The scene was Munich, in what was then called West Germany, in 1972 for the Summer Olympics. It was the first time the Olympics had been held in Germany since 1936 during Adolf Hitler’s Nazi regime. 120 nations and 7,134 athletes competed in 195 events, according to the official Olympic movement website.
The games opened Aug. 26 and ended Sept. 10, but most of what the Games of the 20th Olympiad will be remembered for are not the sports. They will be remembered for what happened on the night of Sept. 5 when 11 Israeli athletes were taken hostage and subsequently assassinated by the terrorist group Black September.
Black September was created in 1970 as a Palestinian terrorist organization in the aftermath of the expulsion of thousands of Palestinians by the King of Jordan, who they eventually assassinated in November 1971, so they claimed.
Now, 40 years since that Olympiad, the London Olympic Committee has failed to acknowledge what has come to be known as the Munich Massacre.
Jacques Rogge, International Olympic Committee head, just didn’t budge from his stance. He thought that there should not be a moment of silence during the opening ceremonies. He said, “We feel that the opening ceremony is an atmosphere that is not fit to remember such a tragic incident.”

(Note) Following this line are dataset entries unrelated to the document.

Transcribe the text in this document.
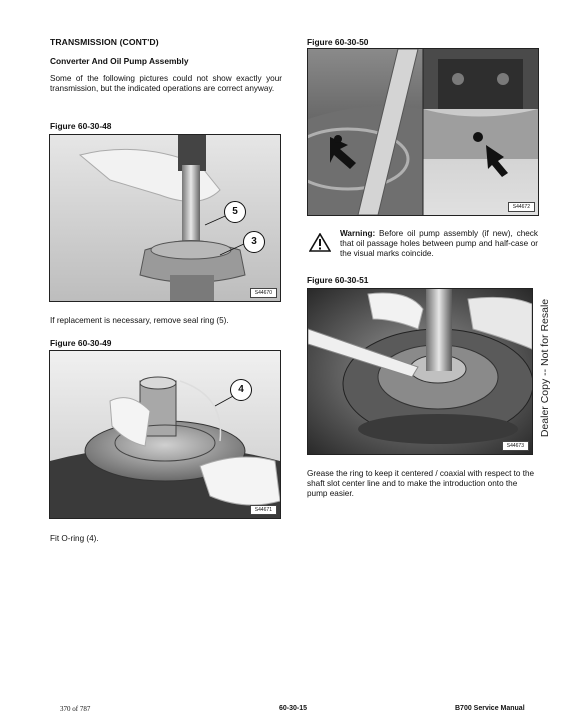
TRANSMISSION (CONT'D)
Converter And Oil Pump Assembly
Some of the following pictures could not show exactly your transmission, but the indicated operations are correct anyway.
Figure 60-30-48
5
3
S44670
If replacement is necessary, remove seal ring (5).
Figure 60-30-49
4
S44671
Fit O-ring (4).
Figure 60-30-50
S44672
Warning: Before oil pump assembly (if new), check that oil passage holes between pump and half-case or the visual marks coincide.
Figure 60-30-51
S44673
Grease the ring to keep it centered / coaxial with respect to the shaft slot center line and to make the introduction onto the pump easier.
Dealer Copy -- Not for Resale
370 of 787	60-30-15	B700 Service Manual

That was amid calls from many sources. These calls came from places like the Washington Post newspaper to Haaretz, a leading Israeli newspaper, to Al Arabiya, a leading newspaper catering to the whole Arab world.

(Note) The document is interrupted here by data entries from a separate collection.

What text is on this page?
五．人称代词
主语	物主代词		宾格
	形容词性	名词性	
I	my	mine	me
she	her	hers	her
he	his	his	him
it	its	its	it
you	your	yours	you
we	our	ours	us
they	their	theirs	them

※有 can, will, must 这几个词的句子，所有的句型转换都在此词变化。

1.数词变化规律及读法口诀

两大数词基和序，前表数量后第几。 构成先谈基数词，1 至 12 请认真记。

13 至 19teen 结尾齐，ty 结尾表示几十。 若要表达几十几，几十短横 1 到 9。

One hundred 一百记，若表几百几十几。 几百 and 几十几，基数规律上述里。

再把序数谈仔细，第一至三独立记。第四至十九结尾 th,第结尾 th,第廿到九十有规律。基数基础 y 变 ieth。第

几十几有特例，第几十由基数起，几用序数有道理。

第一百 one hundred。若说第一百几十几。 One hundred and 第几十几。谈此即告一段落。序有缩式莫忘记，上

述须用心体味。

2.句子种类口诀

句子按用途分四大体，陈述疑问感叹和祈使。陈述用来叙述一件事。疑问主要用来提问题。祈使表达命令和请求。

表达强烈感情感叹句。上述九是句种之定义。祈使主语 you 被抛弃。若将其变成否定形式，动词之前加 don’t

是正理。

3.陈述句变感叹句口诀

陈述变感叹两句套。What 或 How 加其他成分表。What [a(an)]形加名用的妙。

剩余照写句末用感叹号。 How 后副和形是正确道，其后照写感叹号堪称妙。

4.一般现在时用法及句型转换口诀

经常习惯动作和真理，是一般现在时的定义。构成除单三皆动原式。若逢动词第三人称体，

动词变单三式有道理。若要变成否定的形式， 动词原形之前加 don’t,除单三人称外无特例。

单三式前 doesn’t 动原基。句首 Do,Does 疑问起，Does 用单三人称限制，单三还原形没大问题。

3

The fact that no memorial was even held during this Olympiad is unsettling.
From memorials in Munich Olympic Park to a place of memory in Ben-Shemen Forest in Israel, the two countries have acknowledged and accepted the incident and have moved on.
Not only did men get murdered; it had a profound effect on the Games.
The massacre caused the first pause in Olympic competition ever in the history of the modern Olympics, dating back to 1896.
The whole delegations from Israel, the Philippines, Algeria and Egypt left those games, as well as parts of the delegations from Norway and the Netherlands.
Winston Churchill once said, “Those who fail to learn from history are doomed to repeat it.”
If a brilliant man who led Great Britain through the bloodiest war in history says something like that, then why would the country he hails from ignore it?